Here are some last thoughts:

It’s worth remembering that there are two ways of defining a random variable, and associated distribution.
- The implicit approach is the most natural from an applied perspective. We’re interested in some random process in the world, have a natural language description of the process, and want to derive, from that description, the chances of events. Most of the important discrete distributions are tied to a particular story (natural language description of process), family of related stories. This approach is less common for distributions associated with continuous variables.
- All distributions can also be defined explicitly. Just like we can define a set in natural language (implicitly), then convert to an explicit list of elements, we can also define a distribution explicitly, by listing all the possible values of the random variable, then writing down a function that computes the chance of each event. Usually these functions have free parameters that are:
  - allowed to vary so that the modeler has the freedom to express many different distributions with a single function, and
  - allowed to vary to represent natural variants in the story associated with the distribution. For example, the parameters $n$ and $p$ of the Binomial distribution are naturally associated with a number of trials, and a chance of success per trial.
So, one skill you should develop is the ability to go back and forth between a functional form, with free parameters, and the shape of a distribution.
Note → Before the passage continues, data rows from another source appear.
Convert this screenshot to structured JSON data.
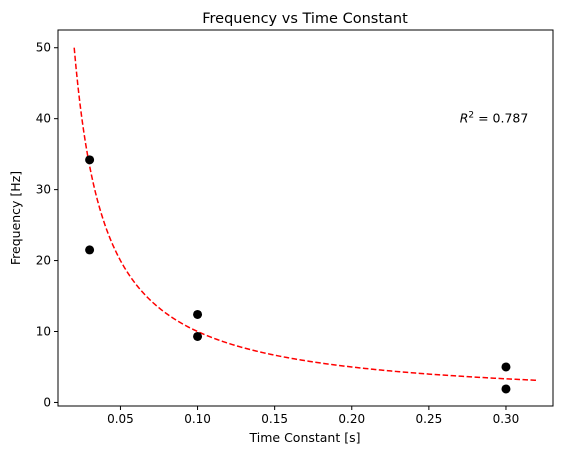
{
  "chart_data": {
    "type": "scatter",
    "title": "Frequency vs Time Constant",
    "xlabel": "Time Constant [s]",
    "ylabel": "Frequency [Hz]",
    "xlim": [
      0.0095,
      0.3305
    ],
    "ylim": [
      -0.5,
      52.5
    ],
    "xticks": [
      0.05,
      0.1,
      0.15,
      0.2,
      0.25,
      0.3
    ],
    "xtick_labels": [
      "0.05",
      "0.10",
      "0.15",
      "0.20",
      "0.25",
      "0.30"
    ],
    "yticks": [
      0,
      10,
      20,
      30,
      40,
      50
    ],
    "ytick_labels": [
      "0",
      "10",
      "20",
      "30",
      "40",
      "50"
    ],
    "grid": false,
    "series": [
      {
        "kind": "points",
        "color": "#000000",
        "points": [
          {
            "x": 0.03,
            "y": 34.2
          },
          {
            "x": 0.03,
            "y": 21.5
          },
          {
            "x": 0.1,
            "y": 12.4
          },
          {
            "x": 0.1,
            "y": 9.3
          },
          {
            "x": 0.3,
            "y": 5.0
          },
          {
            "x": 0.3,
            "y": 1.9
          }
        ]
      },
      {
        "kind": "fit-curve",
        "style": "dashed",
        "color": "#ff0000",
        "model": "a / x",
        "a": 1.0,
        "x_range": [
          0.02,
          0.32
        ]
      }
    ],
    "annotation": {
      "r2_symbol": "R",
      "r2_sup": "2",
      "r2_text": " = 0.787",
      "x": 0.27,
      "y": 40
    }
  }
}
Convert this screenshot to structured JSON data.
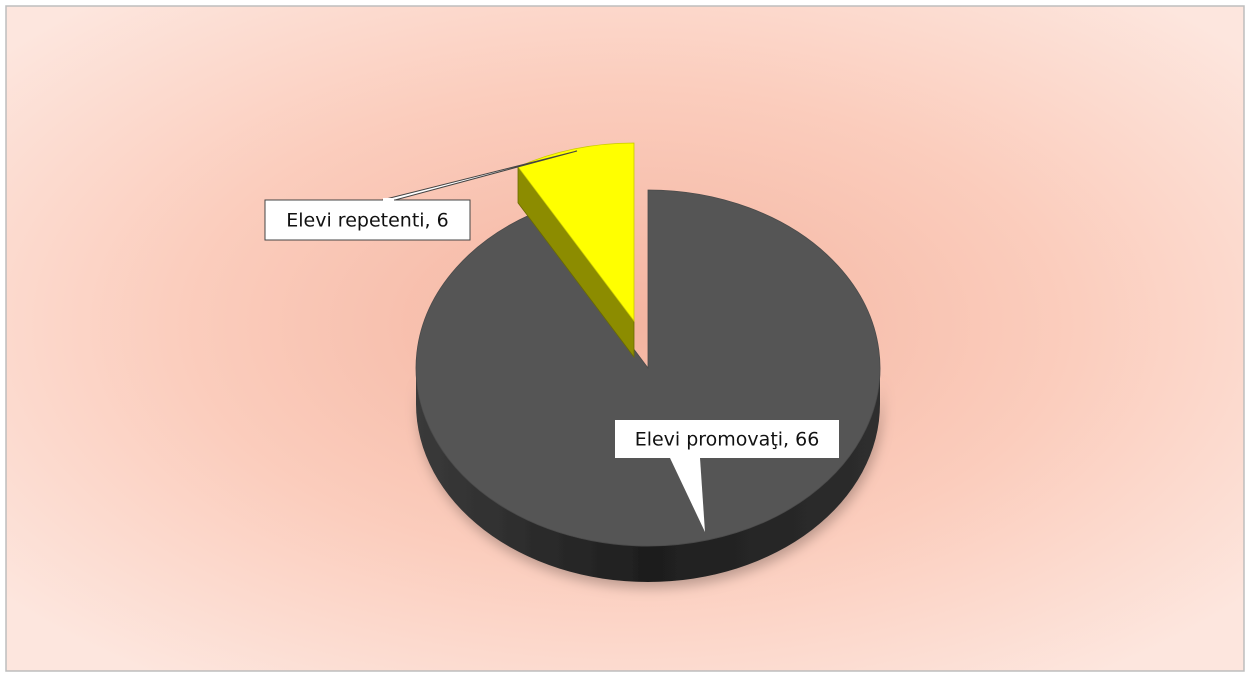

It is very important that you understand how a distribution changes when we change its parameters. Understanding the parameteric dependence of chance means that you understand how the free elements of a question (e.g. the number of trials), influence the answer to your question. We’ll practice this skill explicitly in the next chapter. The better you get at it, the faster you’ll be able to make sense of equations, see how your answers depend on the set up to a question, gut check whether your answers are sensible, and, if asked to develop a new model, to choose a family of functions.